Friday, 12 June 2009

Return to the Nexus

Having talked about jargon in my previous post, I'm now going to do my best to steer clear of it, and discuss current Higher Education research in such a way that anyone who works in HE (and indeed, anyone outside HE) will be able to follow what I'm talking about.

Right now, what I'm talking about is an article in the April 2009 issue of Teaching in Higher Education. It's called 'Re-conceptualising the concept of a nexus? A survey of 12 Scottish IS/IM
academics' perceptions of a nexus between teaching, research, scholarship and consultancy,' it's by Kevin Grant and Sonia J. Wakelin, and it's in Vol. 14, No. 2, April 2009 (pp. 133-146).

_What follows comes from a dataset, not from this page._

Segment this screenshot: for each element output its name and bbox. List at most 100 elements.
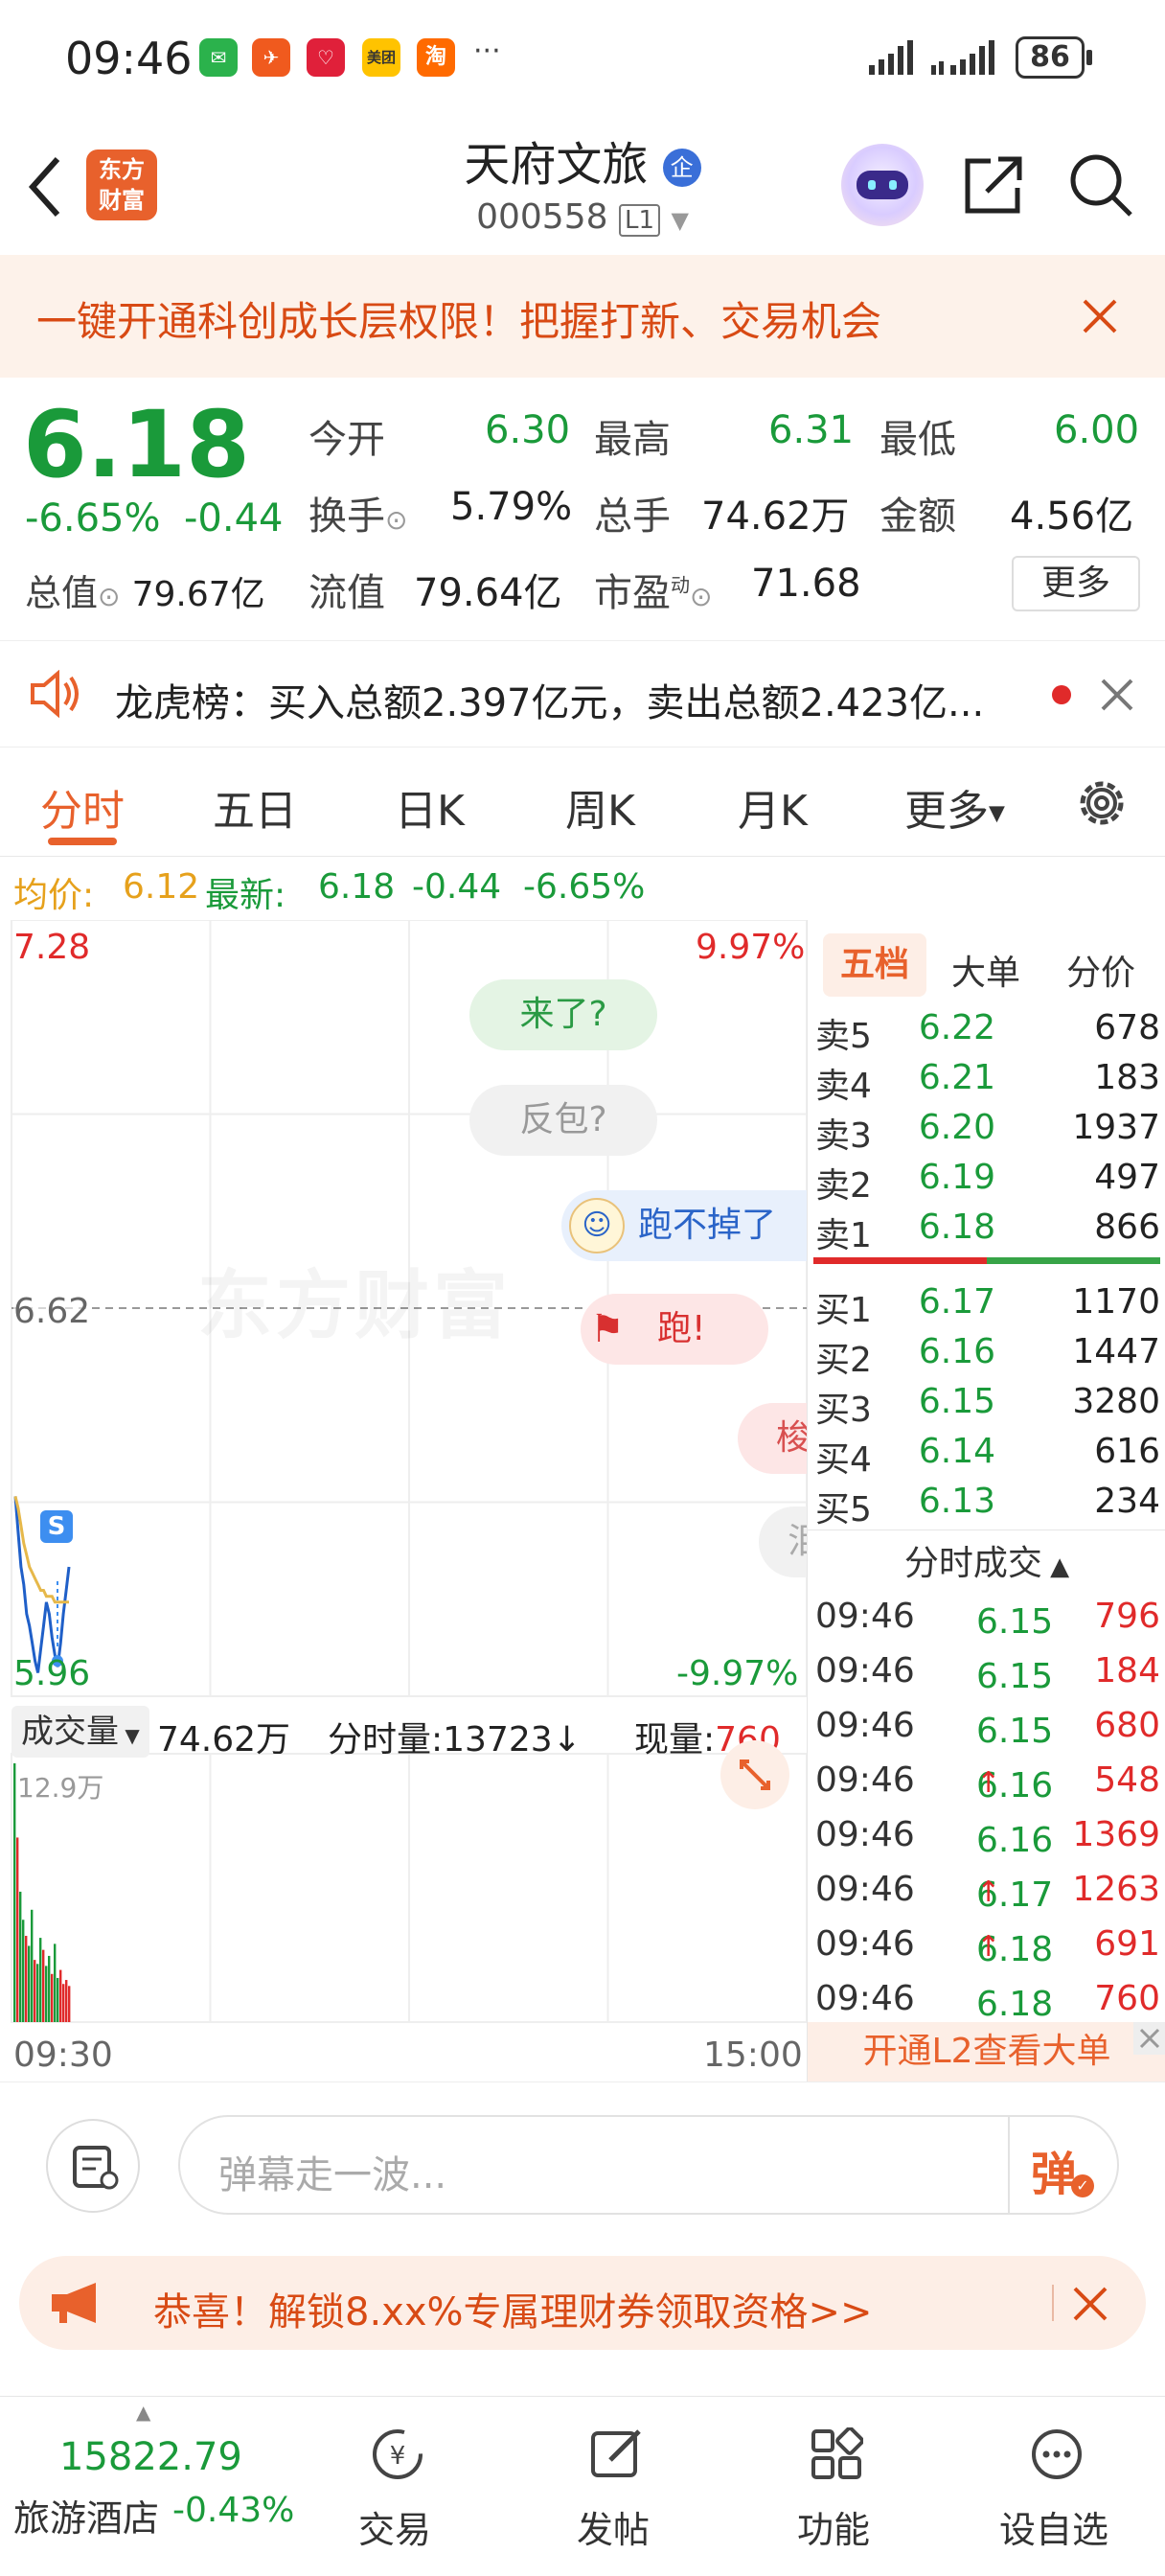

Before I go any further, 'IS' stands, in this article, for Information Systems, and 'IM' stands for Information Management.

Grant and Wakelin conducted 12 interview with IS/IM academics from one teaching-oriented university and one research-led university, both in Scotland. They found that for most of the interviewees, 'research-teaching' was less a nexus than a one-way street:most of the academics said their research informed their teaching, but no-one suggested that their teaching influenced their research.

They conclude by arguing that a 'process view' of the 'nexus' is more useful than a 'substantive view'. That is to say, focusing on 'process' rather than 'product' (two concepts that it is often difficult to disentangle when you're looking at academic practice).

Here's what they say about the 'substantive view':
This substantive view seems to suggest that when academics make/take gestures towards the nexus, for example, using a journal paper to teach a particular concept, then they assume that they can control and predict the impact of using that particular journal paper on the students’ learning and, indeed, on their teaching practice, a notion which may be inherently flawed (p. 141).
In place of this, they draw on Complex Adaptive Systems (CASs) to propose a model based on three parts: 'the set of considerations, the network definint the relationships between all elements and the set of outcomes or consequences of the processes' (p. 141). Here's what they suggest, on a practical level:
Academics should not try to control and ‘over plan’ for a nexus to emerge, but instead they should encourage themselves to engage with students in dialogue regarding the topic area and to use everybody’s experiences to support learning in themselves and within the class group. It is further advocated that, when seeking to create a nexus in class, academics should not focus solely on the actual products of academic processes, that is, a particular journal paper, and/or a consultancy experience. Rather, they should find ways to help students to make interconnections themselves, by giving students an insider’s view of the process of research and/or consultancy in their domain.
I think this product/process distinction is useful, and worth exploring further.

Incidentally, this article has a good literature review at the beginnig, so if you're trying to get a sense of the lay of the land in this field, you could do worse than read the first four pages.